Individuals must remain home until 24 hours have passed since the resolution of fever without medication or 10 days have passed since their symptoms first appeared or were tested positive.

As a rule, if an individual has a suspected or confirmed case of COVID-19 or has had close contact with a confirmed positive case they should only leave their home for essential trips, to obtain food, medicine or medical care.
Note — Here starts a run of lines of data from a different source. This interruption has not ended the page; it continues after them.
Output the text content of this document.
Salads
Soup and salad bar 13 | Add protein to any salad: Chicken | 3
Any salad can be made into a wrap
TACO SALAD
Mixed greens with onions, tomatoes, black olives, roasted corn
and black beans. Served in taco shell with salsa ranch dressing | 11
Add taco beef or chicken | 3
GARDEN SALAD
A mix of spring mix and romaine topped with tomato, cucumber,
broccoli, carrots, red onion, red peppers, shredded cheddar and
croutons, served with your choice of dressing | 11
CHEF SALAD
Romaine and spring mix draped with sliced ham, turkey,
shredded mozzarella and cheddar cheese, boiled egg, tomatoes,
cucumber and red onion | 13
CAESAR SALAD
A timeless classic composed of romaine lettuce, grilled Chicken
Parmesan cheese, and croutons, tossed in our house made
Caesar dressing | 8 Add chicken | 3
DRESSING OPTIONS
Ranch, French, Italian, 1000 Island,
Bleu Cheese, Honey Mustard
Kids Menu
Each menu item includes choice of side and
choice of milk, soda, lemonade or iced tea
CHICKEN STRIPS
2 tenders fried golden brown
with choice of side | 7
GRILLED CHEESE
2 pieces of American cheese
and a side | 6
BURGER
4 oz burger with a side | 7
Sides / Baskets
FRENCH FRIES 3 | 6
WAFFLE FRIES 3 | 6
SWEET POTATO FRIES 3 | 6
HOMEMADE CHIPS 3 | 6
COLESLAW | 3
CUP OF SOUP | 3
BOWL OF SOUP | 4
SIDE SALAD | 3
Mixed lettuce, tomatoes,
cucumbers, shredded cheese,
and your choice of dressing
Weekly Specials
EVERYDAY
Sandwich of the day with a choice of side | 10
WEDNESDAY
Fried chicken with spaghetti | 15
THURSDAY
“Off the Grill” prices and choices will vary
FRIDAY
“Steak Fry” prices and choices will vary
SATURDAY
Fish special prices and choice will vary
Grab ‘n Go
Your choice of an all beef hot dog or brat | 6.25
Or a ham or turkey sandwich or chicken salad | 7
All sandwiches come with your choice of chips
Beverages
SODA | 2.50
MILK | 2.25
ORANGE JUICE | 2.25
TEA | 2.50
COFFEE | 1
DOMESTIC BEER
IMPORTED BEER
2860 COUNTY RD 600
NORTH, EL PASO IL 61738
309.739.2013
Additionally, they may leave to partake in an outdoor activity, such as walking, hiking, running, cycling or any other recreational activity consistent with remaining at least 6 feet from others.

State offers college town

COVID-19 workplace

safety webinars

As students return to Michigan college and university communities, the Michigan Department of Labor and Economic Opportunity has begun hosting a series of webinars for retailers, bars, restaurants and other businesses in seven Michigan college towns, including Marquette.

The information presented in the webinars will help businesses that serve college students — like retailers, restaurants, bars and gyms — understand the most up-to-date rules and protocols they need to protect their patrons, employees and communities this fall, a Friday LEO release states.

The webinar for Marquette-area businesses will be held from 2:30 to 3:30 p.m. on Aug. 21 and can be attended by visiting https://bit.ly/31JbYnN on the web.

“The return of college students presents a new challenge and our businesses must be ready,” Michigan COVID-19 Workplace Safety Director Sean Egan said in the release. “To beat COVID-19, everyone must be aware of the latest information and follow key safety and health behaviors. We want to help local businesses understand exactly how to do that, so that together we can slow the spread of the virus and keep the economy moving.”

More information about COVID-19 Workplace Safety can be found on the web at michigan.gov/COVIDWorkplaceSafety.

Michigan National Guard to

assist with COVID-19 testing in Watersmeet today

No-cost community COVID-19 testing will be offered at Northern Waters Casino at 5384 U.S. 45 in Watersmeet from 9 a.m. to 2 p.m. CDT today.

The testing is made possible by a continued partnership between the Michigan National Guard, the Michigan Department of Health and Human Services and local health departments.

“The Michigan National Guard has more than 20 trained testing teams ready to assist with community COVID-19 testing initiatives. These three-member teams include a certified medic to conduct the testing and two members to assist with paperwork, logistics and non-medical tasks,” the release states. “All team members from the Michigan National Guard have tested negative for COVID-19 and have been following strict medical protocols to ensure health and safety and to protect Michigan communities.”